Dia menambahkan, hasil penelitian oleh Badan Riset dan Inovasi Nasional [BRIN] dan Universitas Halu Oleo di Kendari, Sulawesi Tenggara, juga membuktikan kerusakan pesisir di perairan utara Pulau Rupat akibat aktivitas tambang.
Terkait hal itu, Manajer Pengorganisasian dan Keadilan Iklim Wahana Lingkungan Hidup Indonesia [Walhi] Riau Eko Yunanda mengatakan, nelayan masih khawatir penghentian aktivitas tambang hanya bersifat sementara.
Hingga kini, Kementerian Energi dan Sumber Daya Mineral [ESDM] belum mencabut izin usaha pertambangan [IUP] PT Logomas Utama.

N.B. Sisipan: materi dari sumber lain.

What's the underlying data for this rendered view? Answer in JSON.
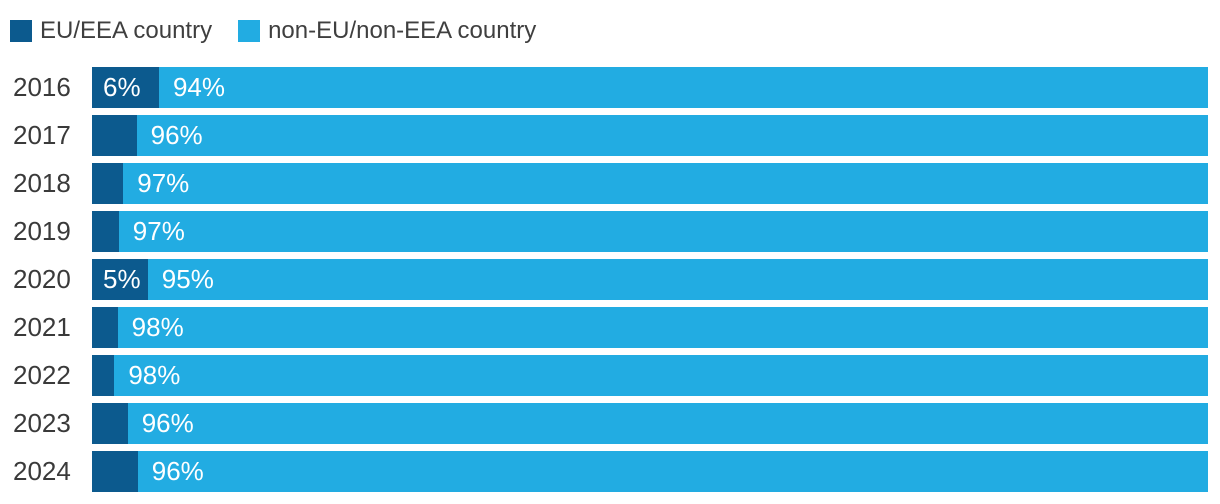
{
  "legend": {
    "items": [
      {
        "label": "EU/EEA country",
        "color": "#0c5a8e"
      },
      {
        "label": "non-EU/non-EEA country",
        "color": "#22ace2"
      }
    ]
  },
  "chart_data": {
    "type": "bar",
    "orientation": "horizontal",
    "stacked": true,
    "title": "",
    "xlabel": "",
    "ylabel": "",
    "categories": [
      "2016",
      "2017",
      "2018",
      "2019",
      "2020",
      "2021",
      "2022",
      "2023",
      "2024"
    ],
    "series": [
      {
        "name": "EU/EEA country",
        "color": "#0c5a8e",
        "values": [
          6,
          4,
          2.8,
          2.4,
          5,
          2.3,
          2,
          3.2,
          4.1
        ],
        "bar_labels": [
          "6%",
          "",
          "",
          "",
          "5%",
          "",
          "",
          "",
          ""
        ]
      },
      {
        "name": "non-EU/non-EEA country",
        "color": "#22ace2",
        "values": [
          94,
          96,
          97,
          97,
          95,
          98,
          98,
          96,
          96
        ],
        "bar_labels": [
          "94%",
          "96%",
          "97%",
          "97%",
          "95%",
          "98%",
          "98%",
          "96%",
          "96%"
        ]
      }
    ],
    "xlim": [
      0,
      100
    ],
    "gridlines": false,
    "axes_visible": false,
    "legend_position": "top-left",
    "bar_label_color": "#ffffff",
    "category_label_color": "#3a3a3a"
  }
}
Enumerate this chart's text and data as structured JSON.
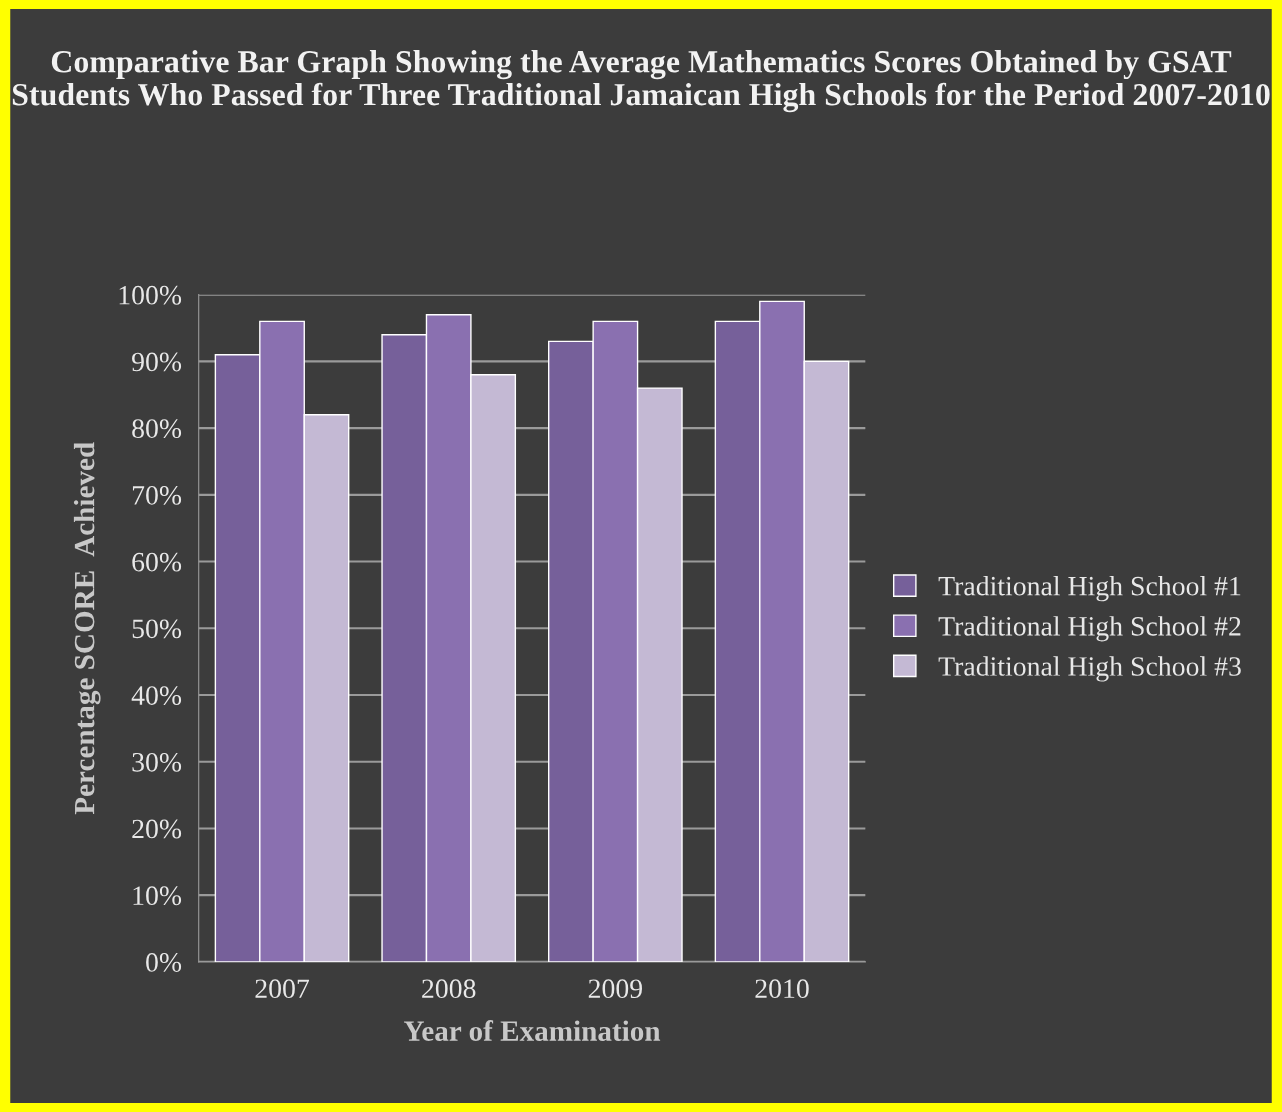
{
  "chart_data": {
    "type": "bar",
    "title": "Comparative Bar Graph Showing the Average Mathematics Scores Obtained by GSAT Students Who Passed for Three Traditional Jamaican High Schools for the Period 2007-2010",
    "xlabel": "Year of Examination",
    "ylabel": "Percentage SCORE  Achieved",
    "categories": [
      "2007",
      "2008",
      "2009",
      "2010"
    ],
    "series": [
      {
        "name": "Traditional High School #1",
        "color": "#76609a",
        "values": [
          91,
          94,
          93,
          96
        ]
      },
      {
        "name": "Traditional High School #2",
        "color": "#8a70b0",
        "values": [
          96,
          97,
          96,
          99
        ]
      },
      {
        "name": "Traditional High School #3",
        "color": "#c4b9d4",
        "values": [
          82,
          88,
          86,
          90
        ]
      }
    ],
    "ylim": [
      0,
      100
    ],
    "yticks": [
      {
        "value": 0,
        "label": "0%"
      },
      {
        "value": 10,
        "label": "10%"
      },
      {
        "value": 20,
        "label": "20%"
      },
      {
        "value": 30,
        "label": "30%"
      },
      {
        "value": 40,
        "label": "40%"
      },
      {
        "value": 50,
        "label": "50%"
      },
      {
        "value": 60,
        "label": "60%"
      },
      {
        "value": 70,
        "label": "70%"
      },
      {
        "value": 80,
        "label": "80%"
      },
      {
        "value": 90,
        "label": "90%"
      },
      {
        "value": 100,
        "label": "100%"
      }
    ],
    "grid": "y",
    "legend": "right"
  }
}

”Kementerian ESDM seharusnya meniru langkah tegas KKP. Itu bisa dimulai dengan segera mencabut IUP PT Logomas Utama. Kerugian nelayan, kerusakan ekosistem, dan proses malaadministrasi dalam penerbitan izin seharusnya cukup dijadikan alasan,” kata Eko.
Pada 6 April lalu, dalam rangka memperingati Hari Nelayan 2022, Walhi merangkum sejumlah masalah yang memicu nelayan di sejumlah daerah ”gantung jala”.
Salah satunya penurunan jumlah nelayan sangat erat kaitannya dengan ekspansi industri ekstraktif ke wilayah pesisir dan pulau-pulau kecil, seperti yang terjadi di Rupat.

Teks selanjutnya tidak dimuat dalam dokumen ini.